Taxpayer Bill of Rights 2
- Long title: To amend the Internal Revenue Code of 1986 to provide for increased taxpayer protections.
- Enacted by: the 104th United States Congress

Citations
- Public law: Pub. L. 104–168 (text) (PDF)

Legislative history
- Introduced in the House as H.R. 2337 by Nancy Johnson (R–CT) on September 14, 1995; Committee consideration by United States House Committee on Ways and Means; Signed into law by President Bill Clinton on July 30, 1996;

= Taxpayer Bill of Rights 2 =

The Taxpayer Bill of Rights 2 is an Act of Congress. Among other things, it created the Office of the Taxpayer Advocate.

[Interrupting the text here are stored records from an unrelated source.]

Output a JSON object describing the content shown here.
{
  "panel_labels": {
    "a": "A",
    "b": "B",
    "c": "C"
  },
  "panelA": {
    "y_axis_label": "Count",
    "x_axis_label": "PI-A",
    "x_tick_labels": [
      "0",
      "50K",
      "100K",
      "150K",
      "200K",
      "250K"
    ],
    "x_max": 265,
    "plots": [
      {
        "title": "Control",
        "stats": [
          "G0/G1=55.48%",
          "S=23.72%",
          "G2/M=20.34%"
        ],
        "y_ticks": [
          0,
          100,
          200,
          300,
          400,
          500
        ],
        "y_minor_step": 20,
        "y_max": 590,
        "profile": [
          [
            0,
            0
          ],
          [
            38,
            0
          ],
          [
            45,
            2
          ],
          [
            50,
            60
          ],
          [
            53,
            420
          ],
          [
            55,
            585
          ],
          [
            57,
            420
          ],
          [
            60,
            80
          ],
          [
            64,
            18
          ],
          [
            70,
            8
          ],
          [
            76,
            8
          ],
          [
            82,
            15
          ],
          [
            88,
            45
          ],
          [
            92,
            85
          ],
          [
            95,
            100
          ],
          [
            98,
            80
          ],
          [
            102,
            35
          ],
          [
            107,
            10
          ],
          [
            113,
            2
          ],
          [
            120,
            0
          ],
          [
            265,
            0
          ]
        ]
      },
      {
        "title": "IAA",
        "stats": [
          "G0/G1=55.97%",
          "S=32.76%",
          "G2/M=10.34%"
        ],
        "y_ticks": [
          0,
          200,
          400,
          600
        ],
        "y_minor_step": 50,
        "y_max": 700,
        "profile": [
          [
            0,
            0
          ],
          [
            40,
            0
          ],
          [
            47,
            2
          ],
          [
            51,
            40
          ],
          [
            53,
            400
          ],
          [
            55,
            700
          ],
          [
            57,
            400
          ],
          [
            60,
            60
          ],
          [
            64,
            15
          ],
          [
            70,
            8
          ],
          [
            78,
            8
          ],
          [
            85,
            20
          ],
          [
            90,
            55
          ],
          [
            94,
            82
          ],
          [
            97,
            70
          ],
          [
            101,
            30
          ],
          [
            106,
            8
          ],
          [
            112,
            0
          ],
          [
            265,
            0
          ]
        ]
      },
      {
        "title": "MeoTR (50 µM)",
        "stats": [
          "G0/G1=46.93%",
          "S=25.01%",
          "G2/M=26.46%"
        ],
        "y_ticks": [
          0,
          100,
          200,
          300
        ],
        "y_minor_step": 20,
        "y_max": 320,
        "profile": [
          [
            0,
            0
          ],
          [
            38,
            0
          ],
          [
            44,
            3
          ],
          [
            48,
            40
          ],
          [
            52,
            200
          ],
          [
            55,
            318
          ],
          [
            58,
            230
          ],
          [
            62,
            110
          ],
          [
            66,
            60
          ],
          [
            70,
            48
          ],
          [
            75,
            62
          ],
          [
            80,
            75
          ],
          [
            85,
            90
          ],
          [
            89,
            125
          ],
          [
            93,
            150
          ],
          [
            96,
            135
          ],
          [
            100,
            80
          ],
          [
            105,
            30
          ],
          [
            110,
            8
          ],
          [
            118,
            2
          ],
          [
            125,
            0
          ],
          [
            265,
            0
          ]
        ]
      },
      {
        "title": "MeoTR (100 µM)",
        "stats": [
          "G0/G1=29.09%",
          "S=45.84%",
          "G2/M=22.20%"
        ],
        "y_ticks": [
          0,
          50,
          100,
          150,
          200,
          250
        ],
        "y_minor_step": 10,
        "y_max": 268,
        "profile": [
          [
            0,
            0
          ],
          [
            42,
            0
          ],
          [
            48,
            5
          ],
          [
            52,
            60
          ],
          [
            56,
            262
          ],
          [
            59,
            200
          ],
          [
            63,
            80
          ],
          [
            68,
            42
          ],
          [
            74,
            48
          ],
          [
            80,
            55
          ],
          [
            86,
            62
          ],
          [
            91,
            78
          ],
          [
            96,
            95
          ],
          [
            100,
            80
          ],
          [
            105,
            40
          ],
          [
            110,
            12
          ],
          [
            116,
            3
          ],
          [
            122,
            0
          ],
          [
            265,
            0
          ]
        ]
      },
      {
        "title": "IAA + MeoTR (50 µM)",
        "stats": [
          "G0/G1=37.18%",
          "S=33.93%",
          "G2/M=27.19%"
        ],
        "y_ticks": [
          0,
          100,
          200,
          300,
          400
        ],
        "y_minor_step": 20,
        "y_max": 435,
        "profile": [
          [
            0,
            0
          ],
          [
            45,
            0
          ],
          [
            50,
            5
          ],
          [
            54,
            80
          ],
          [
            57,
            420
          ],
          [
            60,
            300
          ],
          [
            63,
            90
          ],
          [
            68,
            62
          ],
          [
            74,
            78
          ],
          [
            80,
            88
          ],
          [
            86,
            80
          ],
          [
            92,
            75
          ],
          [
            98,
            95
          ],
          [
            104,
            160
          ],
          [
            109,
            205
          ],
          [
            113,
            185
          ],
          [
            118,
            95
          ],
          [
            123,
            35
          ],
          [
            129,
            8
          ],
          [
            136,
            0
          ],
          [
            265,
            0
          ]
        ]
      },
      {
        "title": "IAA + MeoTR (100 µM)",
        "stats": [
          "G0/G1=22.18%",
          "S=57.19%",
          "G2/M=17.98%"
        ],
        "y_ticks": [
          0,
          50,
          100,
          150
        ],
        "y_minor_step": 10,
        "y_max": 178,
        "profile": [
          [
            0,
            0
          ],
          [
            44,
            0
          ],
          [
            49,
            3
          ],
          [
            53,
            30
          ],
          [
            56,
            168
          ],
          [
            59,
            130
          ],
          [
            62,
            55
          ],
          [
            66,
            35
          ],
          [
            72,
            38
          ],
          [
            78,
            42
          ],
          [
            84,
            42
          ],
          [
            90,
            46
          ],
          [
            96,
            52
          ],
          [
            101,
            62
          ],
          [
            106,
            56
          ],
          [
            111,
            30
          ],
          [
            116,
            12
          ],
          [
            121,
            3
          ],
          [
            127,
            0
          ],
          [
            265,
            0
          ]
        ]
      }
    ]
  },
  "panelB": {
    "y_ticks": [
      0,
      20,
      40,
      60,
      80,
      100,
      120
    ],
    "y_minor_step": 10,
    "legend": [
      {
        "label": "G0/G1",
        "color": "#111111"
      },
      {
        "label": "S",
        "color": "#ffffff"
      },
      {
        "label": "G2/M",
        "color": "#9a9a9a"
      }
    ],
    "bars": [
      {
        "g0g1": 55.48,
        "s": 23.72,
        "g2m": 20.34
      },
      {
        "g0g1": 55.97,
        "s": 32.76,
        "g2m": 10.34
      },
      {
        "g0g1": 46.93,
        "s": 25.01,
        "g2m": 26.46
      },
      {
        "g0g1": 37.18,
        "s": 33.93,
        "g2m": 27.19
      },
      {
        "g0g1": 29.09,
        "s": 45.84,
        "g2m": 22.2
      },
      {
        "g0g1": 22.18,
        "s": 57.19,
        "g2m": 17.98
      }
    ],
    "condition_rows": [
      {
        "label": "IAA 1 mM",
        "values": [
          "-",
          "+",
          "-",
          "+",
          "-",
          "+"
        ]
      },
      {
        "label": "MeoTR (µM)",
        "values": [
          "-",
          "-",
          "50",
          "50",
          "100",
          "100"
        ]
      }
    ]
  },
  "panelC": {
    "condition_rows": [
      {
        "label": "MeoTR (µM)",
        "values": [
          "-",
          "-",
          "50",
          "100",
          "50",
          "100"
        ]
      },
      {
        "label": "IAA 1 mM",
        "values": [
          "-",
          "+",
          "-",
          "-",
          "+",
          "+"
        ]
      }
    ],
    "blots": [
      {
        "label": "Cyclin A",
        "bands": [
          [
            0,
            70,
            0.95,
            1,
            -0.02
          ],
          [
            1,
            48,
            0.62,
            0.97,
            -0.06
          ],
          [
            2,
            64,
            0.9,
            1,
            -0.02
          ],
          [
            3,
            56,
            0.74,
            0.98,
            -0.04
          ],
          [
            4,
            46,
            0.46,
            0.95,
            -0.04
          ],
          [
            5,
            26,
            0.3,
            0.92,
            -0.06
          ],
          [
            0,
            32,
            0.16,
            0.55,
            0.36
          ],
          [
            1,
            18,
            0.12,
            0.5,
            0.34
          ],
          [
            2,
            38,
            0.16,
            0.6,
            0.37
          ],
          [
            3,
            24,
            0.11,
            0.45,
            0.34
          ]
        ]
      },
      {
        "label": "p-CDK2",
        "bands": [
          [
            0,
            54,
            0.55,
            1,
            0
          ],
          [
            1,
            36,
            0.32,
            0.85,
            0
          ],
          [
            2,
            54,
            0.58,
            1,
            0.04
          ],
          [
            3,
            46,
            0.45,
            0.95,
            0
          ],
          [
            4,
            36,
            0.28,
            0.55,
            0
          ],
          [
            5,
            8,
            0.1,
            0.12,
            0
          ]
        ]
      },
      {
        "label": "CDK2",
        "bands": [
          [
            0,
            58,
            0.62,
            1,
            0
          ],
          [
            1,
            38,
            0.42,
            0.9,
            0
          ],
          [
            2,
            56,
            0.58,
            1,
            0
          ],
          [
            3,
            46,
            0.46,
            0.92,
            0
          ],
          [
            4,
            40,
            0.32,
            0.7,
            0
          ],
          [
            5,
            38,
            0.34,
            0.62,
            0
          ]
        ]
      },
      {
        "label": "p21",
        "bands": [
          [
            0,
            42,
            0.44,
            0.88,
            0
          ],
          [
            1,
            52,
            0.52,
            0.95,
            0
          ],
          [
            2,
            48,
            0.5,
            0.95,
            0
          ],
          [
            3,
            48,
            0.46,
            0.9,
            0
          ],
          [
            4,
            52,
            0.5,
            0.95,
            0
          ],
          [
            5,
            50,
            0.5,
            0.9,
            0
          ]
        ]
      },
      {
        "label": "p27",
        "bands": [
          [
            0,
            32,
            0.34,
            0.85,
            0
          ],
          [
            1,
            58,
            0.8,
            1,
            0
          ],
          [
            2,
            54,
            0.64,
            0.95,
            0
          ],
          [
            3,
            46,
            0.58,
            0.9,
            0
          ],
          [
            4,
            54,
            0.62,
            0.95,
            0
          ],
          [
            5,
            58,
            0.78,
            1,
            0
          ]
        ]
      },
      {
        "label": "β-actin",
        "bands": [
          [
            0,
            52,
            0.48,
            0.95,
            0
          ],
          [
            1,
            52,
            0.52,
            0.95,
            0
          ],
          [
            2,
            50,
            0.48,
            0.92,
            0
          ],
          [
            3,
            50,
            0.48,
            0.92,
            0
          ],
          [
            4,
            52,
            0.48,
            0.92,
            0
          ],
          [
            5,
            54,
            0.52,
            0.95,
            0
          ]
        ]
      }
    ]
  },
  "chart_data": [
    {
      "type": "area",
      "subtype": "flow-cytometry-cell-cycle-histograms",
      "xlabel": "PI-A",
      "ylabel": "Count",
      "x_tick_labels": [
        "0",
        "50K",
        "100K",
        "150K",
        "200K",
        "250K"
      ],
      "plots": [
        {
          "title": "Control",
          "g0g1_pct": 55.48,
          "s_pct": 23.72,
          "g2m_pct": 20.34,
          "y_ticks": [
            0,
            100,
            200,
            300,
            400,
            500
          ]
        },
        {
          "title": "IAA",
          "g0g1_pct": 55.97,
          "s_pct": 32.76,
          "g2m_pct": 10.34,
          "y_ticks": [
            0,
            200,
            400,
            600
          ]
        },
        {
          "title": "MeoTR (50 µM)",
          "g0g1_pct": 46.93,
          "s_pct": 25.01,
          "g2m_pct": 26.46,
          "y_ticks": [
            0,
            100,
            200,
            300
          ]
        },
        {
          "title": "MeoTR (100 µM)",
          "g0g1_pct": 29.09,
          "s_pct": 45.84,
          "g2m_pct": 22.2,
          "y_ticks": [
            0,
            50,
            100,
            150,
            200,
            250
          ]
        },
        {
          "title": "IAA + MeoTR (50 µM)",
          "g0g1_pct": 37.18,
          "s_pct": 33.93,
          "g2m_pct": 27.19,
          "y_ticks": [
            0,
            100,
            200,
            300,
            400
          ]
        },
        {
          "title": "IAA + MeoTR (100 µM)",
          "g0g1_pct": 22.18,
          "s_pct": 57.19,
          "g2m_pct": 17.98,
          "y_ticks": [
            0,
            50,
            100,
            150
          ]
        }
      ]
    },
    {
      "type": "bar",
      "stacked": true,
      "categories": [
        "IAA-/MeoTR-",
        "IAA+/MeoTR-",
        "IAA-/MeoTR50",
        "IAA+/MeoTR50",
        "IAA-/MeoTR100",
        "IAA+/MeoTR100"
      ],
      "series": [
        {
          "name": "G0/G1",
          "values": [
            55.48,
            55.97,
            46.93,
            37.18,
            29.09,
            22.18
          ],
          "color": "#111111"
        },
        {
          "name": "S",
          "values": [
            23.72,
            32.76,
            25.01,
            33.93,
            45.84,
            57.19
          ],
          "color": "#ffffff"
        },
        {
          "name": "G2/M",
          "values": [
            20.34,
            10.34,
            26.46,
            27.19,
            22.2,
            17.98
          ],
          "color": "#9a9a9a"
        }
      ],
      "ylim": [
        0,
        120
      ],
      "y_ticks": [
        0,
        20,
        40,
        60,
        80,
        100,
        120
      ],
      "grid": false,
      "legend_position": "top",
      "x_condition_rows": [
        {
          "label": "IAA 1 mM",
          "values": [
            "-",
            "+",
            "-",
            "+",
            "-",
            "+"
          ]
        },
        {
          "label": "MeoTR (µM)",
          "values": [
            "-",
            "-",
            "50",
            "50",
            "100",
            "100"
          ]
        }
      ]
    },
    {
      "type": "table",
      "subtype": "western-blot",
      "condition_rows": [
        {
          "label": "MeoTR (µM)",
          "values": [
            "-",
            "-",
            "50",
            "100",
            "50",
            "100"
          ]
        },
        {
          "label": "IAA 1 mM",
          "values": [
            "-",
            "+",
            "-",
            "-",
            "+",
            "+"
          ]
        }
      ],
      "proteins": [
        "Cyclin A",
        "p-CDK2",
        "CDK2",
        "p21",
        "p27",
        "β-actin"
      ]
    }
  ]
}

The Office of the Taxpayer Advocate was run by the Taxpayer Advocate. The function of the advocate was to do the following:
- Assist taxpayers in resolving problems with the Internal Revenue Service
- Identify areas in which taxpayers have problems in dealings with the Internal Revenue Service
- To the extent possible, propose changes in the administrative practices of the Internal Revenue Service to mitigate problems identified under the clause above
- Identify potential legislative changes which may be appropriate to mitigate such problems.
The Taxpayer Advocate also had to do yearly reports no later than December 31 every year after 1995 which included identifying what the Advocate did to improve services.